# Basic Math Question (matrices)

1. Nov 19, 2008

### natural

1. The problem statement, all variables and given/known data
Show that the matrix B= 4 -2 -2
1 1 -1
2 -2 0
B^2-3B+2I=0

Hence show that B^3=7B-6I

3. The attempt at a solution
Now i have already worked out the quadratic equation and the matirx B satisfies the equaition B^2-3B+2I=0.

My problem is i cant seem to prove the next part i am stuck here is how for i got

B^3=7B-6I
multiplying by B^2 gives

B^4 - 3B^3 + 2B^2I = O

multiply b B^-1 (B inverse) gives

IB^3 - 3IB^2 = 2IB =0

this is where i am stuck.. thanks for any help given...question dued tomorrow.

2. Nov 19, 2008

### Staff: Mentor

You said you showed that B satisfies B^2 - 3B + 2I = 0. Now you want to show that the same matrix satisfies B^3 - 7B + 6I = 0.

These matrix equations work much like the equations you worked with earlier in your math classes with regard to factorization.

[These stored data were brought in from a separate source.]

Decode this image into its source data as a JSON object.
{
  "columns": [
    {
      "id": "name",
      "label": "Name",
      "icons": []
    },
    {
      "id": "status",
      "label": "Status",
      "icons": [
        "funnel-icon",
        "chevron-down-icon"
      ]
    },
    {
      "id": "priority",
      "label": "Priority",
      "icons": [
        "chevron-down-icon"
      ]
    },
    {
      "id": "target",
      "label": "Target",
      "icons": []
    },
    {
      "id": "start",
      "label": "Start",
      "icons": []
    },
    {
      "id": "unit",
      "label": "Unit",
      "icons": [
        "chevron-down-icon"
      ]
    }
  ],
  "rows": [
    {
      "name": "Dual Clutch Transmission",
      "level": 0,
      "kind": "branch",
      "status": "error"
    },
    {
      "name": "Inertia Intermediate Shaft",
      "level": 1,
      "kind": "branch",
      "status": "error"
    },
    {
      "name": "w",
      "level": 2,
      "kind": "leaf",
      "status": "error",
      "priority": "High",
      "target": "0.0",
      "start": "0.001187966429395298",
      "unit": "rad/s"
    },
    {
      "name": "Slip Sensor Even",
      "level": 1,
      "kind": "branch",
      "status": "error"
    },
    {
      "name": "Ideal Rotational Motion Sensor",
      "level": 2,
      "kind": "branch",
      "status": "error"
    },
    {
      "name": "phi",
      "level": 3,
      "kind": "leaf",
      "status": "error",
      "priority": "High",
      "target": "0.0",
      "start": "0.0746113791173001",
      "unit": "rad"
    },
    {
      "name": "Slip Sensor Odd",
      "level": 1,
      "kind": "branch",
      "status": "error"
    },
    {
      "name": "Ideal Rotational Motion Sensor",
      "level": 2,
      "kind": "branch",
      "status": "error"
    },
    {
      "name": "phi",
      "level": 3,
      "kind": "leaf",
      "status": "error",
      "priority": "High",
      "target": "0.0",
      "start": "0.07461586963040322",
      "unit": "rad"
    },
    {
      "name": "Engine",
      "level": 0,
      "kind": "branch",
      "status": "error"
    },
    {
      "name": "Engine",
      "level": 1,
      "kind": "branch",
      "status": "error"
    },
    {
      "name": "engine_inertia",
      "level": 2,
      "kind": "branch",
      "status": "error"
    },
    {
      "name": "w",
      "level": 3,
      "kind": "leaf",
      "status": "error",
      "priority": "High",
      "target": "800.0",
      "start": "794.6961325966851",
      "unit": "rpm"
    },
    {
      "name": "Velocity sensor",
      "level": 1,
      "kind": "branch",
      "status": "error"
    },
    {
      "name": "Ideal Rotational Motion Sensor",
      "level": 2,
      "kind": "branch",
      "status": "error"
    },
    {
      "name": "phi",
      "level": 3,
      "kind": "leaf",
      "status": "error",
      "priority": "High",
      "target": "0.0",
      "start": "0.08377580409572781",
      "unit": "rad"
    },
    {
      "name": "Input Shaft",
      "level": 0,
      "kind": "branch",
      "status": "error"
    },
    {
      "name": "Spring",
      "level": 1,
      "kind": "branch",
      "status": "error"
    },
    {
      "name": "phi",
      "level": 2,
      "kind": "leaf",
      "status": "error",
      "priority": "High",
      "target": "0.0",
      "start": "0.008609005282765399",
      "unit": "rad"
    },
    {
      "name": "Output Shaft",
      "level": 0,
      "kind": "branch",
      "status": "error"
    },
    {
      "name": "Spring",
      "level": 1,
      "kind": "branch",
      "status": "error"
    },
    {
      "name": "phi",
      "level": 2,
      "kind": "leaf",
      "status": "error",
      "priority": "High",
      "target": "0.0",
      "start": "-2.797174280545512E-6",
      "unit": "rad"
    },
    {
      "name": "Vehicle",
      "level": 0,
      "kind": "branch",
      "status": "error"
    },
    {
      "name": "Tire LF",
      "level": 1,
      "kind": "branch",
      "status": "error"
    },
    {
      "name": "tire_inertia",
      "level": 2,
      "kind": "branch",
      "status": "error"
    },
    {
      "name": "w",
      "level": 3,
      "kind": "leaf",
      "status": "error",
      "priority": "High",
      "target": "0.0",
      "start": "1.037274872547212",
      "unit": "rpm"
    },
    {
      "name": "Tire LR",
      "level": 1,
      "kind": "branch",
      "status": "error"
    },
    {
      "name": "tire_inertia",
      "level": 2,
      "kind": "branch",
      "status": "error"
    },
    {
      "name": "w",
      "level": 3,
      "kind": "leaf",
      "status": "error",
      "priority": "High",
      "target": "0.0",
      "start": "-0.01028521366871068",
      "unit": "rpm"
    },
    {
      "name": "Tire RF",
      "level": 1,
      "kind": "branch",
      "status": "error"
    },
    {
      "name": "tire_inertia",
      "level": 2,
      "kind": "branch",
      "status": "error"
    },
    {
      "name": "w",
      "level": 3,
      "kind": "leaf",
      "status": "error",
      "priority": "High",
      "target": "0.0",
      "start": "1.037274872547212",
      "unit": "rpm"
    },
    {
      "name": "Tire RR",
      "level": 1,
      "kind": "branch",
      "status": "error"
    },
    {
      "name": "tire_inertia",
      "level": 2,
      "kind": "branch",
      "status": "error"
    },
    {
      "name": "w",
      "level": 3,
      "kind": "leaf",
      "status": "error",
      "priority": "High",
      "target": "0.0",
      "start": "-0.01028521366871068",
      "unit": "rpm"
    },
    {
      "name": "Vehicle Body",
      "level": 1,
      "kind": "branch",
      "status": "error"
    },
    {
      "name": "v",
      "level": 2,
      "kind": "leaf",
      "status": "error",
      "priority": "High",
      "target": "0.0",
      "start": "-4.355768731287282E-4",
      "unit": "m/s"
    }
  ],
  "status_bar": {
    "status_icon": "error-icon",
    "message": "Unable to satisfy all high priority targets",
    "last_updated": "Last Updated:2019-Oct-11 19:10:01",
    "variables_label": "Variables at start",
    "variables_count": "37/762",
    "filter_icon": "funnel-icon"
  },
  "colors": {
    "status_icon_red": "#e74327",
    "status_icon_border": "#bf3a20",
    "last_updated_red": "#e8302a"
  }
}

For example, your first equation factors into
(B - 2I)(B - I) = 0. Instead of doing what you did before (multiplying B by itself, subtracting 3*B, and then adding 2*I), you could have calculation B - 2I and B - I and multiplied these two matrices together.

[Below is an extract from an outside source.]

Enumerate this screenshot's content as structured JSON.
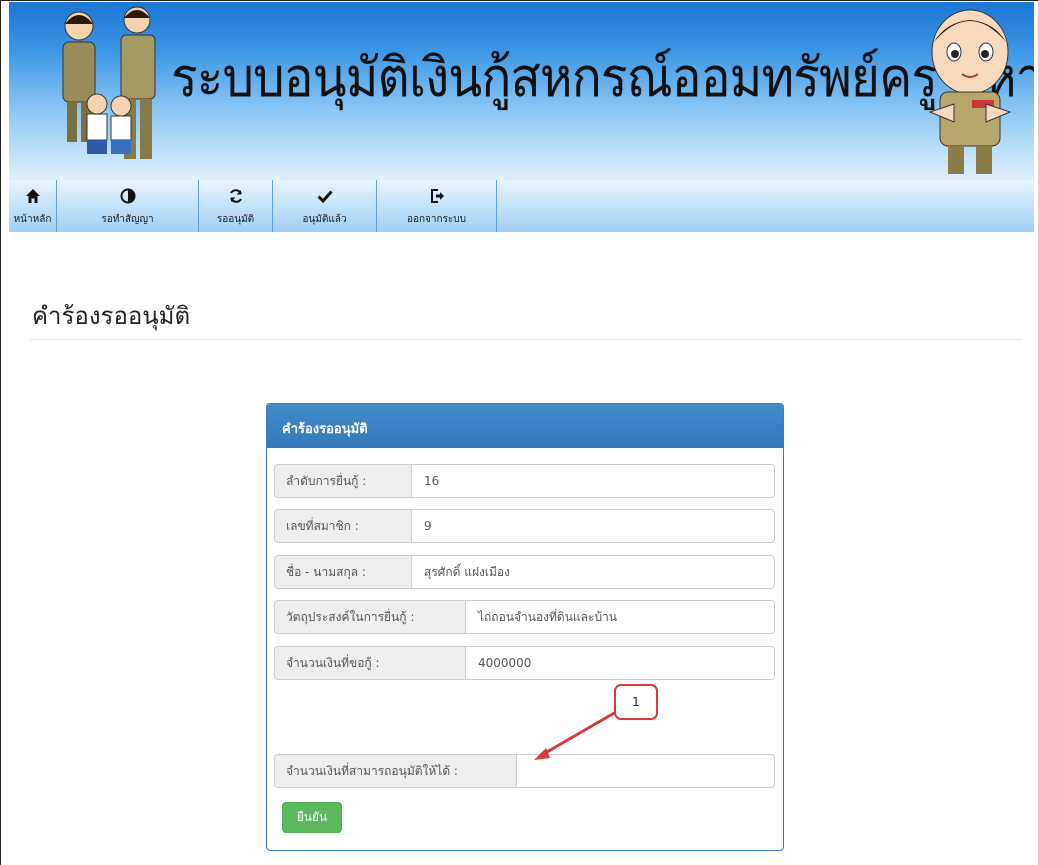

As it turns out, your second equation can also be factored, and one of the factors is B^2 - 3B + 2I.

3. Nov 19, 2008

### HallsofIvy

Staff Emeritus
You are given B so just multiply to get B3. Then calculuate 7B- 6I and see if they are the same!

4. Nov 19, 2008

### natural

yes i agree but we cant do it that we we have to use the quadratic equation to prove that B^3 = 7B-6I

5. Nov 19, 2008

### HallsofIvy

Staff Emeritus
Then do the obvious thing: divide x3- 7x+ 6 by x2- 3x+ 2.

6. Nov 19, 2008

### cloudyhill

B^2=3b-2i
b^3=3b^2-2b=3(3b-2i)-2b=7b-6i

7. Nov 19, 2008

### natural

and how will that help me i get x+3 :|

8. Nov 19, 2008

### natural

Thanks alot cloudyhill that helps greatly!

9. Nov 19, 2008

### gabbagabbahey

That tells you that $B^3-7B+6I=(B+3I)(B^2-3B+2I)$ but you already showed that $B^2-3B+2I=0$, sooo $B^3-7B+6I=\ldots$?